ŁKS – MKS: O rywalu słów kilka

– Wiem, że MKS to ograny zespół, dlatego zdaję sobie sprawę, że ełkaesiaków czeka niezwykle ciężkie spotkanie. Gramy jednak u siebie, przed własną publicznością, która zawsze bardzo piłkarzy wspiera, dlatego powinni zawalczyć o jak najlepszy rezultat – mówi dla łódzkiej Wyborczej Jarosław Dziedzic, były piłkarz ŁKS-u Łódź.

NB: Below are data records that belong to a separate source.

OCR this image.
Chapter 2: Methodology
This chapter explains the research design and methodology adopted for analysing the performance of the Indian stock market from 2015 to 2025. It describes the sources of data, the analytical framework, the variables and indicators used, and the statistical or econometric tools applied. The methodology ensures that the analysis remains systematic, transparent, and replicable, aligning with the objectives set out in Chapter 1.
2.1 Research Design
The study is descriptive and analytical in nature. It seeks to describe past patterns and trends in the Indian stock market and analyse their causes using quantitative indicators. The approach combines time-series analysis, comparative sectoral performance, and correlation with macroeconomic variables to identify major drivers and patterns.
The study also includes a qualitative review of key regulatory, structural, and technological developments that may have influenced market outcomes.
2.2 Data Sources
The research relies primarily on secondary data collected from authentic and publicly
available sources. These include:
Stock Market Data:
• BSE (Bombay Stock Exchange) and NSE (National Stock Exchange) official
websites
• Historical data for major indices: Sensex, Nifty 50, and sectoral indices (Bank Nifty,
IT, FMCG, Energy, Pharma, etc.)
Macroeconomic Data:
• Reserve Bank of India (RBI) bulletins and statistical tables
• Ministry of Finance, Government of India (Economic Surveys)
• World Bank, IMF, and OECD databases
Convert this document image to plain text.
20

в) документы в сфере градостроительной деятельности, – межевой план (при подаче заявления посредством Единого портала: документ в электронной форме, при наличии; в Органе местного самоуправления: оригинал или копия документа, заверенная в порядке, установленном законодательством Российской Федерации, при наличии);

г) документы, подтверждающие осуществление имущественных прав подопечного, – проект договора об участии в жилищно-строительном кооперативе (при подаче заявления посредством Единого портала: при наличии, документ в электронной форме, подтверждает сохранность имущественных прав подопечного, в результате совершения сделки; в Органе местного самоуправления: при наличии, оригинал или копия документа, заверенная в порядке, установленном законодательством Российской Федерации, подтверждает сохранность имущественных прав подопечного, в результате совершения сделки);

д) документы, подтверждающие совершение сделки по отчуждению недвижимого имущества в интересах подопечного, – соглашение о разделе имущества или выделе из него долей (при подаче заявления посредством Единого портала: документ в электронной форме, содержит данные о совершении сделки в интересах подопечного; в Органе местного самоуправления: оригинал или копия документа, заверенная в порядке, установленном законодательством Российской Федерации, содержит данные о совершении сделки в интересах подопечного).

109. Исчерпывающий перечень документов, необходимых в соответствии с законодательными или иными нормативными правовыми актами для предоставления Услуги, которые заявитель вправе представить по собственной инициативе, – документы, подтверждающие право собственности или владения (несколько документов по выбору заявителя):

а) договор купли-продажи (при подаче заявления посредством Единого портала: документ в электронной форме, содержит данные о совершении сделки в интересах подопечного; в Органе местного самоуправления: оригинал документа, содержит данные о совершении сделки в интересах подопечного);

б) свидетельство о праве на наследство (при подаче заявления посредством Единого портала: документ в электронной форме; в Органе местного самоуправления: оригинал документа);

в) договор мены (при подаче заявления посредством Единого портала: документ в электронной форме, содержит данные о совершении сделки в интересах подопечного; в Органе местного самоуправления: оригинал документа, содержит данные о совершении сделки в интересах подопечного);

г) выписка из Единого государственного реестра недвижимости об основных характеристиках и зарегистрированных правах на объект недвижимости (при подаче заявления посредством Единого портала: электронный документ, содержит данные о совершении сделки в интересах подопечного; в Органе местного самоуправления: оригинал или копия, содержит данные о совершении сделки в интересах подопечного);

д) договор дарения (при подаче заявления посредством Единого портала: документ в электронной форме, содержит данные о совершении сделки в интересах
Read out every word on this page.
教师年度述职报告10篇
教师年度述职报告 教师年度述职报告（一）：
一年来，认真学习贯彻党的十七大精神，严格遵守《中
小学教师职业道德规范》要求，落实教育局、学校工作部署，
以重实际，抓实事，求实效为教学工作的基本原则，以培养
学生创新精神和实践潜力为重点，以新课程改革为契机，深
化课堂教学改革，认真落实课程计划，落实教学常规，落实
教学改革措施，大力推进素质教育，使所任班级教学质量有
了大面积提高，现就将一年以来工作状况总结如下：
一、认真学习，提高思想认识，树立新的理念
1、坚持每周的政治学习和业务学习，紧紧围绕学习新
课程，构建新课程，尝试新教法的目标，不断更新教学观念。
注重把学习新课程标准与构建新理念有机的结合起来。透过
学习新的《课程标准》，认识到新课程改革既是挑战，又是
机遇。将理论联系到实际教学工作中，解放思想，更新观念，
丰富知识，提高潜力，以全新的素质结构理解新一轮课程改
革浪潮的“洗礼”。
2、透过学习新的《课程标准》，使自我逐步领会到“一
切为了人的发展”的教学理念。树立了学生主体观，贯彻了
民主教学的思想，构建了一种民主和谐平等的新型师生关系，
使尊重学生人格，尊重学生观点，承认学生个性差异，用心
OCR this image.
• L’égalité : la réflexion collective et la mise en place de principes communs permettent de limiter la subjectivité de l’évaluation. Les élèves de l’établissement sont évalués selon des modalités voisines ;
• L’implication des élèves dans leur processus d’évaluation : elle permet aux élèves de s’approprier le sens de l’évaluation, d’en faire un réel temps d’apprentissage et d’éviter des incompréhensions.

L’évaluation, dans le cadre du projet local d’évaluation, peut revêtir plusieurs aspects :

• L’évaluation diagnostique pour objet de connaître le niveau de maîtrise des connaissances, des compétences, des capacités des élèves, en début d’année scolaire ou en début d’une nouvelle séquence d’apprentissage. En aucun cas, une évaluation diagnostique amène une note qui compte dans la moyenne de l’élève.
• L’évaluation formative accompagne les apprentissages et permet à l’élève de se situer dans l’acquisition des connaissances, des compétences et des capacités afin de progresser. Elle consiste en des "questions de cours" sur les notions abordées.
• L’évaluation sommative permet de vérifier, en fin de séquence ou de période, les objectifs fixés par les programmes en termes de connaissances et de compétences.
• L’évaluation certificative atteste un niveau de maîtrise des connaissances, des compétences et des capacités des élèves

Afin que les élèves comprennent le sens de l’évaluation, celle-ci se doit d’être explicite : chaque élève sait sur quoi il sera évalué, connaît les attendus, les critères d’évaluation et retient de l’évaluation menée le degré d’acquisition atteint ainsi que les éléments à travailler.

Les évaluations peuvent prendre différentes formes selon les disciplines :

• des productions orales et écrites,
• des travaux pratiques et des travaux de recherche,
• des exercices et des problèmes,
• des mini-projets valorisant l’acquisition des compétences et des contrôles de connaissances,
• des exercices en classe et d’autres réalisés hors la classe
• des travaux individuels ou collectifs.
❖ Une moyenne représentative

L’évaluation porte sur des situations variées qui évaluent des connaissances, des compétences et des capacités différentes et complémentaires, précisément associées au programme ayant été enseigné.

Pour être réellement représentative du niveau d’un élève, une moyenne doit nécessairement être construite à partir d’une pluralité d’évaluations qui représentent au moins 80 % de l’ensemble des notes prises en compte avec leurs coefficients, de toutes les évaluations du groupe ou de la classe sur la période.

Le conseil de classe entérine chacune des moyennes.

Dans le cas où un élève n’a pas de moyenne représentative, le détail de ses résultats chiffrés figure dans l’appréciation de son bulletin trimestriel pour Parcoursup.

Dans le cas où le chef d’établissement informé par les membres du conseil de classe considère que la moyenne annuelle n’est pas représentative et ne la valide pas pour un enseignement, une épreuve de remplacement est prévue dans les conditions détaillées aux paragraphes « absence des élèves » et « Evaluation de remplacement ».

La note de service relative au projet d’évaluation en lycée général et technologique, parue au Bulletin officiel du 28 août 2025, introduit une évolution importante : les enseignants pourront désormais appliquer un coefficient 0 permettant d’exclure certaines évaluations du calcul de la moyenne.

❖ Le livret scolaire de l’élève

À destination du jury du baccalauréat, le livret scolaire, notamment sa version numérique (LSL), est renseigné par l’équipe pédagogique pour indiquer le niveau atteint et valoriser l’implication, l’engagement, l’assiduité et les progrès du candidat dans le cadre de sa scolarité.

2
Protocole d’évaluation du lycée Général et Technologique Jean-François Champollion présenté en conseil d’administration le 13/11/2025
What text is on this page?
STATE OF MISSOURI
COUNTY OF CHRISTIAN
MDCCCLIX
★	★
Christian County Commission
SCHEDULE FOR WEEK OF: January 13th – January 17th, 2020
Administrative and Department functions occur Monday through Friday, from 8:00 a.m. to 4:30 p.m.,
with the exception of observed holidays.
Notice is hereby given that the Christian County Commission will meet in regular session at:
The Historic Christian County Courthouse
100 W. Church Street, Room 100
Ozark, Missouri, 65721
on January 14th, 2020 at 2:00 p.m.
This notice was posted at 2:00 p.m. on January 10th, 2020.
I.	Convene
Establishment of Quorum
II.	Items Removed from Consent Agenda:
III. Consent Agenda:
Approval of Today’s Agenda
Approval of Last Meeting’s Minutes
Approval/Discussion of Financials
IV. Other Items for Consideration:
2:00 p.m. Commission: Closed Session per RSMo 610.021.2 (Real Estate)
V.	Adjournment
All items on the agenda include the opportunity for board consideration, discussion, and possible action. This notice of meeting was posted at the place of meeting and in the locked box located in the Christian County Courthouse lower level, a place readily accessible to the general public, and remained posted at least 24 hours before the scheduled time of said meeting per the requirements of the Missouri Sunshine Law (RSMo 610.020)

Już w piątek beniaminek stanie przed kolejną próbą na stadionie przy al. Unii Lubelskiej. Po zwycięstwie nad Gwardią Koszalin gospodarze będą chcieli ograć spadkowicza z Nice 1 Ligi. Łodzianie w 2 lidze znaleźli się dosyć przypadkowo. Grupę I 3. ligi z dwupunktową przewagą wygrał Finiszparkiet Drwęca Nowe Miasto Lubawskie, jednak klub ten wycofał się z awansu. ŁKS był drugi i bocznym drzwiami wszedł na szczebel centralny.

Nikt z tego powodu płakać jednak nie powinien. W gronie drugoligowców znalazł się bowiem zasłużony klub, który może tylko uatrakcyjnić całe rozgrywki. Trener Wojciech Robaszek momentalnie przystąpił do szukania wzmocnień. Latem w Łodzi zameldowali się znany doskonale Filip Burkhardt, pomcnik Tomasz Margol z Rakowa Częstochowa, napastnicy Krystian Pieczara (Polonia Warszawa) i Łukasz Zagdański (Elana Toruń) oraz Bartosz Widejko, obrońca Lechii Tomaszów Mazowiecki.

Na inaugurację ŁKS-iacy zremisowali bezbramkowo z ROW-em 1964 Rybnik, a na łódzkim obiekcie zasiadło prawie 5 tys. widzów. Wspomniana wyżej wygrana z Gwardią daje miejscowym 6. miejsce w ligowej tabeli i kręci apetyty na kolejny awans. Jedno jest pewne. Pod względem stadionowej frekwencji tamtejszy stadion MOSiR-u w 2 lidze nie będzie miał sobie równych.